Theologie kann als „vorpolitischer Raum“ der Kirche gesehen werden. Wie Ideen und Weltbilder ihre entsprechenden Vordenker haben, so ist auch das, was von der Kirche gesprochen und gepredigt wird, einmal bewußt ersonnen worden. Es treten zahlreiche Akteure auf, die um die rechte Lehre und die korrekte Wiedergabe der Frohen Botschaft bemüht sind, die aber in immer größer werdender Zahl auf jene treffen, die sich zu mehr oder minder offenen Feinden der Kirche, ihrer Tradition und ihres verbindlichen Lehramts erklärt haben. Es finden teils heftige Auseinandersetzungen statt, die man allein durch die Verwendung von Begriffen wie Keuschheit oder Sünde entfachen kann.

Die angeleitete Herausbildung des Glaubens in jedem konkreten einzelnen Getauften wird zusehends schwieriger. Jeder will auf seine Weise mitreden. Laien wollen den Priestern vorschreiben, was und in welcher Weise sie etwas zu sagen haben. Nun finden sich hier eben keine Politiker mit Unternehmensvertretern in den Lobbys in informellen Runden zusammen. Hart auf hart geht es zu in den theologischen Seminaren und Fachkreisen. Nicht nur die Ausdifferenzierung des Wissenschaftsbetriebes hat dazu geführt, daß die Gräben ihre Vertiefung fanden. Das geht über die klassische Gegenüberstellung von Protestantismus und Katholizismus mittlerweile weit hinaus.
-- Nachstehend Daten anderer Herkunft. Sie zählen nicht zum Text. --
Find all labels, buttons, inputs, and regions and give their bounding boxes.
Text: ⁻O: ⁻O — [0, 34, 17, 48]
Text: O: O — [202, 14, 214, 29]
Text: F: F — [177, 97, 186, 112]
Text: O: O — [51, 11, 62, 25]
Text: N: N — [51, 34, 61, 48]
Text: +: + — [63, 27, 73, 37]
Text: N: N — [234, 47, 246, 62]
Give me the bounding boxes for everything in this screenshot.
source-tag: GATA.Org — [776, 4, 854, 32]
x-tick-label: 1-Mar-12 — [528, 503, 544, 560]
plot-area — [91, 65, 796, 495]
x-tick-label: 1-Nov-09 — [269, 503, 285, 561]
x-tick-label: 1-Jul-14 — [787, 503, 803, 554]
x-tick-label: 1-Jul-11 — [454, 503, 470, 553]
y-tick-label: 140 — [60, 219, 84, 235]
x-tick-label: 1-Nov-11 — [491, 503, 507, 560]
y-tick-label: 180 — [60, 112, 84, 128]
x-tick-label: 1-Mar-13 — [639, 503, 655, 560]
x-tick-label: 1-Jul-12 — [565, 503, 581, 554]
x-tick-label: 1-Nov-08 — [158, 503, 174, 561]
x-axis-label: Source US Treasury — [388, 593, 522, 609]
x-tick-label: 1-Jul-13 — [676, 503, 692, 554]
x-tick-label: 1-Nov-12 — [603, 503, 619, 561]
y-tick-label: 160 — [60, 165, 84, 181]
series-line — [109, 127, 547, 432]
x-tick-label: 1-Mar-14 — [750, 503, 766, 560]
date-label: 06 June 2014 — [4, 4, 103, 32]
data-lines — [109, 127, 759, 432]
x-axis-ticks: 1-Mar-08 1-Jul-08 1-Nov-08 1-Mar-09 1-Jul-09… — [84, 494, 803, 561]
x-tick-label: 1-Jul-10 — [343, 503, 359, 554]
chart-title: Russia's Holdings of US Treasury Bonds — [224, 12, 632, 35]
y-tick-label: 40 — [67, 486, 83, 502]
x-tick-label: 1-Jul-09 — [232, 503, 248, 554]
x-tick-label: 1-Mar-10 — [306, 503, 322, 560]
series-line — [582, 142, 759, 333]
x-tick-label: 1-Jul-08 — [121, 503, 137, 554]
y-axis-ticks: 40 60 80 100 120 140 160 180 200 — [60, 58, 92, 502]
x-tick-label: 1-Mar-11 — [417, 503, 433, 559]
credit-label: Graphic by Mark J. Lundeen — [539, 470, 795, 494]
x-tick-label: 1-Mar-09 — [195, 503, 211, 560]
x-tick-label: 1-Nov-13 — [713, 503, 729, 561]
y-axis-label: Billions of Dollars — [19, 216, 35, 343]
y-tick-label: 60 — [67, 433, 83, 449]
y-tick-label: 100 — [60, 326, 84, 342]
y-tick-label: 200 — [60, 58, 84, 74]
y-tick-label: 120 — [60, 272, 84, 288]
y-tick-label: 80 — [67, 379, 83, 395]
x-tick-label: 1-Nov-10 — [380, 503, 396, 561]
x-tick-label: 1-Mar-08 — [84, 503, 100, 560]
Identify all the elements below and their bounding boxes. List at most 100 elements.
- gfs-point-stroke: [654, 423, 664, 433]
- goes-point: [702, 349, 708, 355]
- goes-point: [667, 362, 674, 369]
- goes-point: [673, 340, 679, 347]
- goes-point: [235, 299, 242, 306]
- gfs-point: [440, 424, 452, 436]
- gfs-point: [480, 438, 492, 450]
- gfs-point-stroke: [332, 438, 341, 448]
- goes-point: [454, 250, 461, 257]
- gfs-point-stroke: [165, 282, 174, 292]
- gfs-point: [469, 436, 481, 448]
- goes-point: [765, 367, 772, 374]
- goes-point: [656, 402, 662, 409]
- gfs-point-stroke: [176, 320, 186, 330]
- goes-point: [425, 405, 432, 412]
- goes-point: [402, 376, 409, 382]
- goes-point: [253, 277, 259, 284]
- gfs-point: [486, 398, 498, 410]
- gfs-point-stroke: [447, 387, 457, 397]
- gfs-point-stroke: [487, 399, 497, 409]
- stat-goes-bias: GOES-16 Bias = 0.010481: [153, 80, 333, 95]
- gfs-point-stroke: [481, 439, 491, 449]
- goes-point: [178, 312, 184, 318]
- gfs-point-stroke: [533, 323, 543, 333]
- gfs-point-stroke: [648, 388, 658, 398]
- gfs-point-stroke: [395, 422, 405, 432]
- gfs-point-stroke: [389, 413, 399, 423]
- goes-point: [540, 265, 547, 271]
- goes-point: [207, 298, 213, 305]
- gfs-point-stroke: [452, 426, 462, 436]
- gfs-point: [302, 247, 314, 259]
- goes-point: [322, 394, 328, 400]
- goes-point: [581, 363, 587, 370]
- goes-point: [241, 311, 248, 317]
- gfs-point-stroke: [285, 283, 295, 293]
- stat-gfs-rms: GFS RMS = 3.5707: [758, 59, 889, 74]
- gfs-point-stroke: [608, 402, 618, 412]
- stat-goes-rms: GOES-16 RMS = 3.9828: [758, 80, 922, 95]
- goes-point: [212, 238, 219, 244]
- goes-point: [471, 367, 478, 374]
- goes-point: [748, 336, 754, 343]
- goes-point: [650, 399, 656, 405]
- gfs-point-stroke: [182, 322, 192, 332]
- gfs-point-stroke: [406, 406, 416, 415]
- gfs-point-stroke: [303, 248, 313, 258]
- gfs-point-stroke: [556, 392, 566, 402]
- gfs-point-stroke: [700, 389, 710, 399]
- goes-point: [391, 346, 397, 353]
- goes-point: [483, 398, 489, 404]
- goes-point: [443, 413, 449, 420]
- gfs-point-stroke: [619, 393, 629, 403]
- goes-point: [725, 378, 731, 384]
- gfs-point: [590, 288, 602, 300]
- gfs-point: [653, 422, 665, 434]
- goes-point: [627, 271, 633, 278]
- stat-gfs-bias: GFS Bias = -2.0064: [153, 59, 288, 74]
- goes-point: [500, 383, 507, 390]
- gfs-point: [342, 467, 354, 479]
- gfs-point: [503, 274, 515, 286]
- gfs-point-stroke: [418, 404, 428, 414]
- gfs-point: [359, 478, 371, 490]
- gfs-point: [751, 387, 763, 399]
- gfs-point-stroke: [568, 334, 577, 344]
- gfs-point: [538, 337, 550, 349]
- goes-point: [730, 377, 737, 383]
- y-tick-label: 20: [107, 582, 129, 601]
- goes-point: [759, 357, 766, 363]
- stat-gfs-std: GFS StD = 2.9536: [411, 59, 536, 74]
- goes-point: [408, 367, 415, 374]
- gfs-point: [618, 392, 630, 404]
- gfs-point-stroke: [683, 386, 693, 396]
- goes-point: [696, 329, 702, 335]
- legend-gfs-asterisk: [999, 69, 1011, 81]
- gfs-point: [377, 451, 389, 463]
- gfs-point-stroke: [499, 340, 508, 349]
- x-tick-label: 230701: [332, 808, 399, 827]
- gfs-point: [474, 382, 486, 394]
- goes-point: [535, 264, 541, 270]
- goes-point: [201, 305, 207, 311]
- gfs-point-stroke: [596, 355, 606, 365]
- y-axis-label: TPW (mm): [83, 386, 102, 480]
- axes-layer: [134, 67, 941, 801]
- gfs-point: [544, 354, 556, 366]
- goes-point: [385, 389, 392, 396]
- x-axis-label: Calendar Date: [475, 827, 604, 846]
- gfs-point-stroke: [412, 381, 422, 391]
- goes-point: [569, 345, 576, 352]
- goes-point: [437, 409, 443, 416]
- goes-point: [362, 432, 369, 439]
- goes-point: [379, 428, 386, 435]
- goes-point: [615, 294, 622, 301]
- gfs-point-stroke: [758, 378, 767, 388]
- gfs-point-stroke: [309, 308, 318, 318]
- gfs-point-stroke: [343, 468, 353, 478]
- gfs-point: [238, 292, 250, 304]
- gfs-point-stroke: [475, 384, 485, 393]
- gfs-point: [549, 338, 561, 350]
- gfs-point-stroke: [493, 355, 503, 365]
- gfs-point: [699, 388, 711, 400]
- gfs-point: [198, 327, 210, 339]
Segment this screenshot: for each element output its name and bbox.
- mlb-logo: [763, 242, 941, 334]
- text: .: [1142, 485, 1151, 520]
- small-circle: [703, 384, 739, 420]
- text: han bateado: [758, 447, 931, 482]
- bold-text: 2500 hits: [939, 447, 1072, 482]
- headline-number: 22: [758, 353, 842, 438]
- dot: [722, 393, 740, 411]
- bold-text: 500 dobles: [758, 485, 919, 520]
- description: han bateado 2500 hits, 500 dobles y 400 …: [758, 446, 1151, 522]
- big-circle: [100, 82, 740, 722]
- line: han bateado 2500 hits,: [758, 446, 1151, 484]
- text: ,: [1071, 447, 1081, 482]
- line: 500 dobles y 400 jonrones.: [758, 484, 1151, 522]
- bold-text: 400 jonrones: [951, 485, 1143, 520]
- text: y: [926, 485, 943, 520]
Karl Rahner und Uta Ranke-Heinemann

Da ist etwa eine Uta Ranke-Heinemann, die als bis in die 1970er Jahre hinein als katholische Theologin beständig gegen das Papstamt und die kirchliche Sexualmoral gewettert hat. Sie ließ es gipfeln in ihrer Publikation „Eunuchen für das Himmelreich – katholische Kirche und Sexualität“, die mehr Fragen aufwirft als tatsächlich beantwortet. Da ist aber auch ein Karl Rahner, der die theologische Angleichung an den Marxismus suchte. Über den Zerwürfnissen sieht man sich gerade als Laie der Problemstellung ausgesetzt, daß man das dezidiert Katholische nicht mehr auf den ersten Blick für sich und seinen Erkenntnishorizont ausmachen kann.

Was ist überhaupt eine katholische Denkart, was eine genuin protestantische? Darf und kann man die Geister scheiden? Im inner- und außerkirchlichen Konsens haben sich Verwirrung und Gleichgültigkeit breitgemacht. Wenn man sich mit heutigen Theologiestudenten unterhält, erfährt man recht schnell, daß sehr viel von der Welt und ihren Anliegen geredet, aber verhältnismäßig wenig von dem Glauben und seinen Inhalten gesprochen wird. „Die Kirche mag ja gut und schön sein, aber Jesus Christus war schlußendlich für alle gleichermaßen da.“ – So mag die Grundeinstellung vielerorts sein. Doch ist die Lage deshalb hoffnungslos? Stehen die Verteidiger der Kirche und ihres Lehramts nicht schon längt auf gänzlich verlorenen Posten?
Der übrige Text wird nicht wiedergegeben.